People kept dribbling by and the guys stood there, barbering in the funny way of theirs.
Lee came along, and the guys asked him why he was getting around so late.
“Oh, my wife invited me to stay home for supper, just for a change, and I thought I’d surprise her and accept the invitation,” Lee said.
“Hey, you guys! did you get that? Did you? Lee here said his old woman asked him to come to supper, just to vary the monotony a little, and he did. He actually... dined with his old woman,” Percentage said.
“Next thing you know he’ll be going to work and supportin’ her,” said Pat Coady.
“Jesus, that’s a good one.

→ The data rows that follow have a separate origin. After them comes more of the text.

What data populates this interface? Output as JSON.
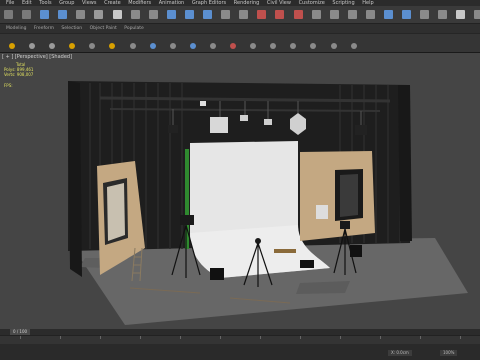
{
  "menu": [
    "File",
    "Edit",
    "Tools",
    "Group",
    "Views",
    "Create",
    "Modifiers",
    "Animation",
    "Graph Editors",
    "Rendering",
    "Civil View",
    "Customize",
    "Scripting",
    "Help"
  ],
  "ribbon_tabs": [
    "Modeling",
    "Freeform",
    "Selection",
    "Object Paint",
    "Populate"
  ],
  "viewport": {
    "label": "[ + ] [Perspective] [Shaded]"
  },
  "stats": {
    "header": "Total",
    "polys_label": "Polys:",
    "polys_value": "899,461",
    "verts_label": "Verts:",
    "verts_value": "908,007",
    "fps_label": "FPS:"
  },
  "timeslider": {
    "label": "0 / 100"
  },
  "statusbar": {
    "coord": "X: 0.0cm",
    "zoom": "100%"
  },
  "colors": {
    "bg": "#262626",
    "viewport": "#454545",
    "stats": "#e0e060"
  }
}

Hey, Lee, tell me some more I got lots of Irish... credulity,” said Barney.
They laughed.
“That’s a better one,” said Lee, pointing to a girl whom everybody marveled at because they said she was built like a brick out-house.
“She has legs, boy,” said Studs, trying to horn back into the conversation.
They didn’t pay any attention to him.
“Well, I object!” said Percentage.
“Why?”
“I OBJECT!”
“Why?”
“Goddamnit, it ain’t right! I tell you it ain’t right that stuff like that moll be wasted, with such good men and true around here... I say that it is damn wanton extravagance,” said Percentage.
“Hey, Percentage, you shoulda been a Philadelphia lawyer, with them there words you use,” said Barlowe.